Q79 — AWS DOP-C02 Ch.2
Question 79 of 100 | ← Chapter 2
A company wants to deploy a proprietary enterprise in-memory data store using a mesh system on AWS. The system runs across multiple server nodes on any Linux distribution. Whenever nodes are added or removed, the system must reconfigure the entire cluster. Adding or removing nodes requires updating the /etc/cluster/nodes.config file to list the IP addresses of current cluster members.
- A. Use AWS OpsWorks Stacks to layer the cluster's server nodes. Create a Chef recipe that populates the /etc/cluster/nodes.config file content and restarts the service using the current layer members. Assign the recipe to configuration lifecycle events. ✓
- B. Store the nodes.config file in version control. Create an AWS CodeDeploy deployment configuration and deployment group based on Amazon EC2 tag values for cluster nodes. When adding a new node to the cluster, update the file with all tagged instances, commit to version control, then deploy the updated file and restart the service.
- C. Create an Amazon S3 bucket and upload a version of the /etc/cluster/nodes.config file.
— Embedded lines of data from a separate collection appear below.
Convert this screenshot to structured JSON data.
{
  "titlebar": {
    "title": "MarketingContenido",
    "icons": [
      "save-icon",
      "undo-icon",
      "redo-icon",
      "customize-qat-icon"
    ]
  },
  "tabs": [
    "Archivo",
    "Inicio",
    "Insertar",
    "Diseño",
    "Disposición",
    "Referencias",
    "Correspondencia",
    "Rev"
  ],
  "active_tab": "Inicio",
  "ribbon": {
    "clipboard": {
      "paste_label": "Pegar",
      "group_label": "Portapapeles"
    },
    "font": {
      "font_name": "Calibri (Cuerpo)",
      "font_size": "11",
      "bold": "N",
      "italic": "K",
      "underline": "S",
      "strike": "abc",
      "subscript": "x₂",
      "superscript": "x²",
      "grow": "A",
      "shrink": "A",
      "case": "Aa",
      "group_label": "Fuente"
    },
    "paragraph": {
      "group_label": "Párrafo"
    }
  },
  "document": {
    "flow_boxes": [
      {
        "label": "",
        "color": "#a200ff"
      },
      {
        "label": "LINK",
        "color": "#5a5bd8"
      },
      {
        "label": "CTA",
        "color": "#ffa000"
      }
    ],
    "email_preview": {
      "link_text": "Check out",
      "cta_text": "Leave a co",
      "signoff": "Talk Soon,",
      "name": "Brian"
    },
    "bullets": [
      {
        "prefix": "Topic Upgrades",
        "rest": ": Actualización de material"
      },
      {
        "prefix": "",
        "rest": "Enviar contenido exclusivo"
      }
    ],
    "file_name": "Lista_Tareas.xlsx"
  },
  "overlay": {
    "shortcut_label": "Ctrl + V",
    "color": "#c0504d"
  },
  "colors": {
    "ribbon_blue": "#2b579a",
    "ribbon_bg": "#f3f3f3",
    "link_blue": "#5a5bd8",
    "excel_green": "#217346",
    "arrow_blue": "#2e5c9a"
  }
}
Create a crontab script that polls the S3 file and downloads it periodically. Use a process manager (e.g., Monit or systemd) to restart the cluster service when a modified file is detected. When adding a node, edit the file to include the latest member and upload the updated file to the S3 bucket.
- D. Create a user data script that lists all members of the cluster's current security group and automatically updates the /etc/cluster/nodes.config file when a new instance is added to the cluster.
Correct Answer: A. Use AWS OpsWorks Stacks to layer the cluster's server nodes. Create a Chef recipe that populates the /etc/cluster/nodes.config file content and restarts the service using the current layer members. Assign the recipe to configuration lifecycle events.
Explanation
The question requires automating node addition to a cluster while dynamically updating membership configuration. Option A uses AWS OpsWorks Stacks with Chef recipes assigned to configuration lifecycle events, enabling automatic population of /etc/cluster/nodes.config and service restart upon node changes — satisfying full automation and cluster-wide reconfiguration. Option B relies on manual commits and deployments, lacking true automation for node addition. Option C introduces unnecessary complexity with polling and external storage, failing to meet simplicity and automation requirements. Option D only handles node addition via user data but does not address cluster-wide reconfiguration or removal scenarios. Thus, Option A best fulfills the requirements.